The next stage of preparing an outline is do some research. I need now to spend some time immersing myself in the period and the details of the Affair of the Poisons. Research, for me, begins with Wikipedia. This is perhaps a controversial position, but as long as iresearch doesn't also end there, I don't see a difficulty with it. Wikipedia may not be original scholarship but where it is excellent is in making links between related fields of knowledge. A free-wheeling hour on Wikipedia can be very helpful both to gain a thematic overview and to extract some telling detail. In this case, Wikipedia was very helpful in drawing my attention to the Fronde, a kind of covert nobles' coup in Louis XIV's minority--outside of the timeline of the story but clearly important in terms of how the court, and Louis, viewed themselves a generation later.

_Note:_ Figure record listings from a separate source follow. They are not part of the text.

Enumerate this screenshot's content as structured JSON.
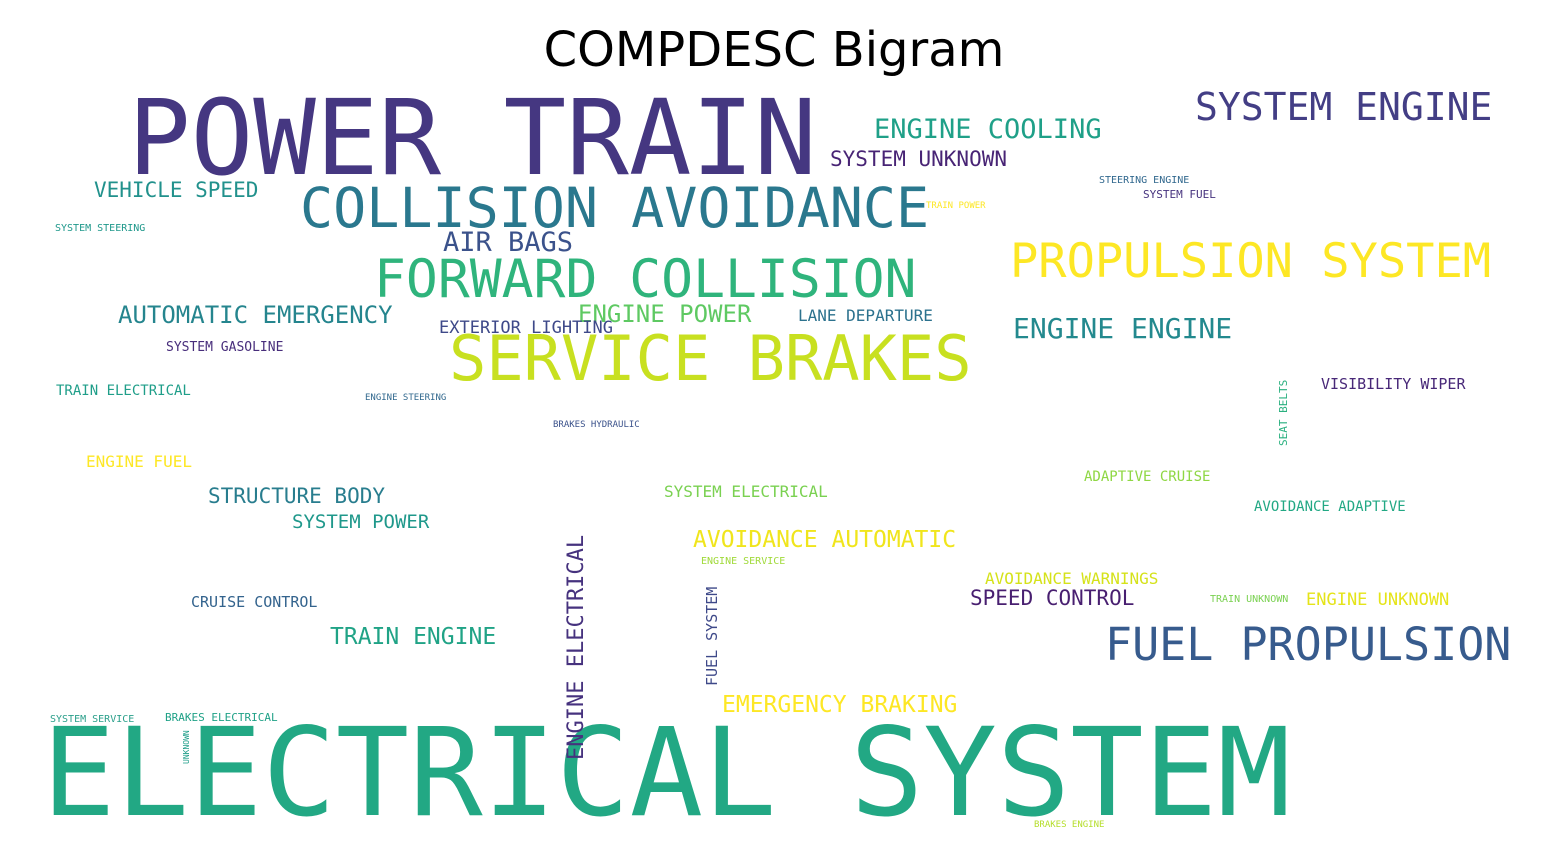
{
  "title": "COMPDESC Bigram",
  "words": [
    {
      "text": "POWER TRAIN",
      "color": "#453781"
    },
    {
      "text": "ELECTRICAL SYSTEM",
      "color": "#22a884"
    },
    {
      "text": "COLLISION AVOIDANCE",
      "color": "#2a788e"
    },
    {
      "text": "FORWARD COLLISION",
      "color": "#2fb47c"
    },
    {
      "text": "SERVICE BRAKES",
      "color": "#c8e020"
    },
    {
      "text": "PROPULSION SYSTEM",
      "color": "#fde725"
    },
    {
      "text": "FUEL PROPULSION",
      "color": "#375b8d"
    },
    {
      "text": "SYSTEM ENGINE",
      "color": "#433e85"
    },
    {
      "text": "ENGINE COOLING",
      "color": "#1fa088"
    },
    {
      "text": "SYSTEM UNKNOWN",
      "color": "#482475"
    },
    {
      "text": "VEHICLE SPEED",
      "color": "#21918c"
    },
    {
      "text": "AIR BAGS",
      "color": "#3b528b"
    },
    {
      "text": "AUTOMATIC EMERGENCY",
      "color": "#25858e"
    },
    {
      "text": "ENGINE POWER",
      "color": "#5ec962"
    },
    {
      "text": "EXTERIOR LIGHTING",
      "color": "#3e4989"
    },
    {
      "text": "LANE DEPARTURE",
      "color": "#2c728e"
    },
    {
      "text": "ENGINE ENGINE",
      "color": "#23898e"
    },
    {
      "text": "SYSTEM GASOLINE",
      "color": "#472d7b"
    },
    {
      "text": "TRAIN ELECTRICAL",
      "color": "#1f9e89"
    },
    {
      "text": "ENGINE STEERING",
      "color": "#31688e"
    },
    {
      "text": "BRAKES HYDRAULIC",
      "color": "#3b528b"
    },
    {
      "text": "SEAT BELTS",
      "color": "#2ab07f",
      "vertical": true
    },
    {
      "text": "VISIBILITY WIPER",
      "color": "#482878"
    },
    {
      "text": "ENGINE FUEL",
      "color": "#fde725"
    },
    {
      "text": "STRUCTURE BODY",
      "color": "#287d8e"
    },
    {
      "text": "SYSTEM POWER",
      "color": "#1f988b"
    },
    {
      "text": "SYSTEM ELECTRICAL",
      "color": "#7ad151"
    },
    {
      "text": "ENGINE ELECTRICAL",
      "color": "#46327e",
      "vertical": true
    },
    {
      "text": "ADAPTIVE CRUISE",
      "color": "#8fd744"
    },
    {
      "text": "AVOIDANCE ADAPTIVE",
      "color": "#22a884"
    },
    {
      "text": "AVOIDANCE AUTOMATIC",
      "color": "#f0e51c"
    },
    {
      "text": "ENGINE SERVICE",
      "color": "#a0da39"
    },
    {
      "text": "CRUISE CONTROL",
      "color": "#33638d"
    },
    {
      "text": "FUEL SYSTEM",
      "color": "#3e4989",
      "vertical": true
    },
    {
      "text": "AVOIDANCE WARNINGS",
      "color": "#d5e21a"
    },
    {
      "text": "SPEED CONTROL",
      "color": "#481f70"
    },
    {
      "text": "TRAIN UNKNOWN",
      "color": "#7ad151"
    },
    {
      "text": "ENGINE UNKNOWN",
      "color": "#e5e419"
    },
    {
      "text": "TRAIN ENGINE",
      "color": "#20a386"
    },
    {
      "text": "EMERGENCY BRAKING",
      "color": "#fde725"
    },
    {
      "text": "SYSTEM SERVICE",
      "color": "#2a9f8a"
    },
    {
      "text": "BRAKES ELECTRICAL",
      "color": "#1fa187"
    },
    {
      "text": "UNKNOWN",
      "color": "#1f9e89",
      "vertical": true
    },
    {
      "text": "BRAKES ENGINE",
      "color": "#b5de2b"
    },
    {
      "text": "STEERING ENGINE",
      "color": "#31688e"
    },
    {
      "text": "SYSTEM FUEL",
      "color": "#46327e"
    },
    {
      "text": "TRAIN POWER",
      "color": "#fde725"
    },
    {
      "text": "SYSTEM STEERING",
      "color": "#1f988b"
    }
  ]
}
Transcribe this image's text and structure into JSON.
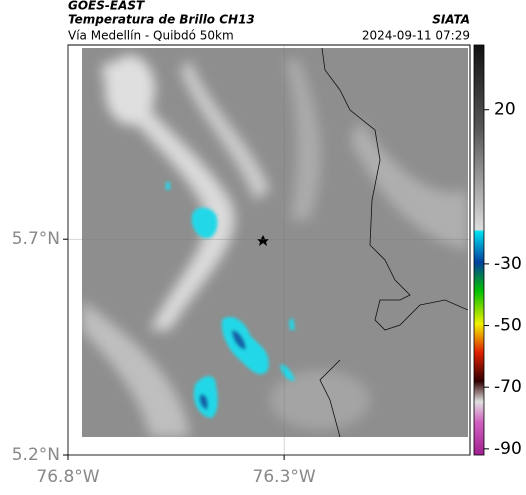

We move next to some more detailed reading, both specific and general. The starting point here is Anne Somerset's The Affair of the Poisons, the standard English-language popular history of the events. I've read this before and re-reading is now in order. I've also summoned up two biographies, Louis XIV by Vincent Cronin and The Loves of Louis XIV (Antonia Fraser). This gives me two different perspectives on king and court. Finally, I've also acquired the only English language novel I'm aware of on the subject, The Oracle Glass by Judith Merkle Riley.

Many would advise against reading other novels treating your intended subject. I take the point, but from what I know of the book, its preoccupations are rather different to mine; I hope it will illuminate rather than constrain my imagination.

Some of my more informal research included speaking to real live French people. There was a clear consensus here that if I wanted to cover this period, I needed to read Dumas' The Man in the Iron Mask, and for various reasons this seems to me a worthwhile pursuit.

That's my summer reading taken care of. Note that at this stage I am not even close to knowing the plot (the Affair of the Poisons is too large to fit everything in). I don't even know the characters, or the mixture of historical and fictional ones. These are the things which will determine the flavour of the book, but at this stage in my knowledge, those decisions are premature.